Don't get me wrong, I love being a wife and being a mother has always been such a privilege and joy but I now find myself in an interesting situation, unsure of how to define myself. I graduated from college less than a year ago (a slow but sweet degree course). My youngest daughter is living away from home and my oldest daughter just got married and moved out with her new husband. This new situation is how I came up with the address name for my blog, Empty Nest...Full Belly.
I find myself living in a house alone with my husband, something I haven't done in 25 years and I am just a little unsure on how we go from here. This is the empty nest part of it. The full belly part of it is that I also find myself pretty overweight. How I got here is a combination of things from unresolved childhood traumas to stress eating to habit but all of that tracks back to me not really knowing how to put myself first and be a little selfish.
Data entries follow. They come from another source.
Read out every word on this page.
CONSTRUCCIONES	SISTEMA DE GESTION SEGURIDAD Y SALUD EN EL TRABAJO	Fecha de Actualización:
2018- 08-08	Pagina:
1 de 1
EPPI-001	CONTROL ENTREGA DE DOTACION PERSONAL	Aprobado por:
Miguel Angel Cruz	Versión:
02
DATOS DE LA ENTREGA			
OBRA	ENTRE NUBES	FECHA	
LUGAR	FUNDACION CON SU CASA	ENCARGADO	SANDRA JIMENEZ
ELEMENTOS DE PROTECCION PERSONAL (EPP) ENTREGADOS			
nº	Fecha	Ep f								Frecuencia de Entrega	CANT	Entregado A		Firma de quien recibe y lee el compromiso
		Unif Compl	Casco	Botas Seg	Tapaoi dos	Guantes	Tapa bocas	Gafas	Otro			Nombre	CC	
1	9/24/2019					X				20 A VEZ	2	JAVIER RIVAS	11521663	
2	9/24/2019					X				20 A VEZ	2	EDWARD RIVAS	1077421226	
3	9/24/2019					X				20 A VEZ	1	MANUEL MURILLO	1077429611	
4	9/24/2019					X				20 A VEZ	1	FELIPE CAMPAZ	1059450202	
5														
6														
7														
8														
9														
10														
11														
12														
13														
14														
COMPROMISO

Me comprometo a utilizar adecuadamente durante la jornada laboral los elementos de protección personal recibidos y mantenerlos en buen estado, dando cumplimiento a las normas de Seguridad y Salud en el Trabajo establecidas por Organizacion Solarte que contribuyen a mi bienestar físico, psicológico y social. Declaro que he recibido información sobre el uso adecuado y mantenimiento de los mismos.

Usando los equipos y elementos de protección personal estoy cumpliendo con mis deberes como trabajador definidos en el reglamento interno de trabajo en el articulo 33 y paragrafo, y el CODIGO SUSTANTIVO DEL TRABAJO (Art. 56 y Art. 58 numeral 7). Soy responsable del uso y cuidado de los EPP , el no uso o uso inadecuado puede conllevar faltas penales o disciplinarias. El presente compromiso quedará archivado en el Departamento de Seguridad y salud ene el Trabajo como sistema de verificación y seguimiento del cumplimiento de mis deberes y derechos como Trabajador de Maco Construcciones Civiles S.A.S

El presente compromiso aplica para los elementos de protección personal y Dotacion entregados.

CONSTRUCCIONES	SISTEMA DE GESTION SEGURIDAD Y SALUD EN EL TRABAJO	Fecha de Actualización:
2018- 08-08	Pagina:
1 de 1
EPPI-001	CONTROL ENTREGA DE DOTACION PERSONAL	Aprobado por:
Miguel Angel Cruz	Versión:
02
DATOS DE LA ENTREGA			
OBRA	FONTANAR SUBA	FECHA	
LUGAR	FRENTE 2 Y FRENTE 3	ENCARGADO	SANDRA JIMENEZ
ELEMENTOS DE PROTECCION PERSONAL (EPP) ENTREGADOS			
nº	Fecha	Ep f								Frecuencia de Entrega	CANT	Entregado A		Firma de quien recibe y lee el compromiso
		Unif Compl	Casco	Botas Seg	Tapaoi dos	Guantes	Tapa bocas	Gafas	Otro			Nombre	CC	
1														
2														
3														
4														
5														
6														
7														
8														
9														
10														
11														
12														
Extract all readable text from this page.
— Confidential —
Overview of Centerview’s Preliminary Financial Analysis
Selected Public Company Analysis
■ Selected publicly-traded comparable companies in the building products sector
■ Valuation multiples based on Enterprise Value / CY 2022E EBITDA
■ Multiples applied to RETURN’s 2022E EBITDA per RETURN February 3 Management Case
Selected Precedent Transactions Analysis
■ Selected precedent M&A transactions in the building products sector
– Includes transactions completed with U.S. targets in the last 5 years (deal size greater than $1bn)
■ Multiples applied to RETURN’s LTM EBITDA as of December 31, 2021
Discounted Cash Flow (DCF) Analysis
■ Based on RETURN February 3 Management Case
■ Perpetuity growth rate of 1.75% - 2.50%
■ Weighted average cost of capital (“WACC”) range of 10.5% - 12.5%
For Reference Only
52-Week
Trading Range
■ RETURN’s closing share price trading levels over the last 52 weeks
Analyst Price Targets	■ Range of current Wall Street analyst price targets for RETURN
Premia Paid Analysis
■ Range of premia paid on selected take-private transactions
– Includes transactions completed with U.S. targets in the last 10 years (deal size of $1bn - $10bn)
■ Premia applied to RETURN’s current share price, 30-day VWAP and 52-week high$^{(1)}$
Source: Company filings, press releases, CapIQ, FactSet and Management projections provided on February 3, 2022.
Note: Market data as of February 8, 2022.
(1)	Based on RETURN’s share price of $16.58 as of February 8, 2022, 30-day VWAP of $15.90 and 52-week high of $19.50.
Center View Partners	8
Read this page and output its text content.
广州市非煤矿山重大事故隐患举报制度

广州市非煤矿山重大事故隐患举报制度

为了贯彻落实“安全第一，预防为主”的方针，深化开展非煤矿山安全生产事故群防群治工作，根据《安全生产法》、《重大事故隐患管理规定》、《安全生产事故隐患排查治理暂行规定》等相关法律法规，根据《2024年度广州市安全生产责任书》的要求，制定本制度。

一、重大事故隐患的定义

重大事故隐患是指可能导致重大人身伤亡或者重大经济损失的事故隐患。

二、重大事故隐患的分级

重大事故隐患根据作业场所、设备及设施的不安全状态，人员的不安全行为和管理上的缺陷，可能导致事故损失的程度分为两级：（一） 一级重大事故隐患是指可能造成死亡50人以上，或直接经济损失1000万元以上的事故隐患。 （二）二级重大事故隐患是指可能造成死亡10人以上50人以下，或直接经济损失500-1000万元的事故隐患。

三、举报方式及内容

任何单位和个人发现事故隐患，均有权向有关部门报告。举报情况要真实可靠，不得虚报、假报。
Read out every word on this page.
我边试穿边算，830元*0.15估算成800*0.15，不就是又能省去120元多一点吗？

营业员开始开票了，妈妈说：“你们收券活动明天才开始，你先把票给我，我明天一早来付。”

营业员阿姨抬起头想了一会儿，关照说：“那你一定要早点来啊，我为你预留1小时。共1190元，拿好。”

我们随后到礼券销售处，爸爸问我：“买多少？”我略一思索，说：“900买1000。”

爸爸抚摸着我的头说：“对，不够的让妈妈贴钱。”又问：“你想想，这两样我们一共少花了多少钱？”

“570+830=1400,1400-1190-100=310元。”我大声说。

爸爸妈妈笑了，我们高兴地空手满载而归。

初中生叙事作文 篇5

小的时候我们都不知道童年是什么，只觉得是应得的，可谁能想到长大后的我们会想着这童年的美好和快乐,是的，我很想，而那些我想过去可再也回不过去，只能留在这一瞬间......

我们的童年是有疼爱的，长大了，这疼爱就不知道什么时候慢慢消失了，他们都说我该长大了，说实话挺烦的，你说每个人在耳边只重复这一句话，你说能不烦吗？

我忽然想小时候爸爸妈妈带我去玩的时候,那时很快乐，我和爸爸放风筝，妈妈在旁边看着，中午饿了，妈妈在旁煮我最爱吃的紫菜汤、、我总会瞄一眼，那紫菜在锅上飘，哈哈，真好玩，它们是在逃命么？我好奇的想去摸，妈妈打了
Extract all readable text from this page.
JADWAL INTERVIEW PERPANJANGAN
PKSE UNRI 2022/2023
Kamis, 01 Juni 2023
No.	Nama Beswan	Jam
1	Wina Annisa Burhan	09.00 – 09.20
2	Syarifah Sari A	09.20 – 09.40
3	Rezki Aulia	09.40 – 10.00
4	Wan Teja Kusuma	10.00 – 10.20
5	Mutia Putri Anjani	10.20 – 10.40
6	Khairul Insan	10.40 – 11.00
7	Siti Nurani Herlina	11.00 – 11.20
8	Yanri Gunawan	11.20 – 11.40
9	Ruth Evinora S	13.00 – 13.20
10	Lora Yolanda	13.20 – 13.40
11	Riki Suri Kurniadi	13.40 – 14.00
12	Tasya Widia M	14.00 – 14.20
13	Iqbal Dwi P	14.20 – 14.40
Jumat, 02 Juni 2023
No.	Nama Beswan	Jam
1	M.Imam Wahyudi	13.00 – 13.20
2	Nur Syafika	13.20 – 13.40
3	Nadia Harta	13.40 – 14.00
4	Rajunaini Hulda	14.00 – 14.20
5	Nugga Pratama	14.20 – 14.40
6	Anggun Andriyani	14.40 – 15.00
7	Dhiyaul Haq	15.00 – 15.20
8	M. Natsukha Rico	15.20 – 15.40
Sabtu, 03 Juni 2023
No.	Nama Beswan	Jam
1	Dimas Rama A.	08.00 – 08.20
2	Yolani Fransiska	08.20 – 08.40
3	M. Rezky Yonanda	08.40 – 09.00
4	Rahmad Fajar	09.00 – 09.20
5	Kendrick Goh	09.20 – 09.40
I guess that is what this blog will be about.
It will be about how one fills an empty nest with new marital connections and new connections with other people. It will be about finding my way with my new degree and attempting to make a difference in the life of families and people in general. It will be about my journey towards a healthier and smaller body. It will also most likely be about things I am passionate about or things that I feel are holding weight or anxiety on me. It will be about me, the me I am prepared to find. I am excited about the journey and excited to share it. Who knows, maybe my journey can help someone else along their path. So yes, hello world, this is me.
Shall we discover together who I am?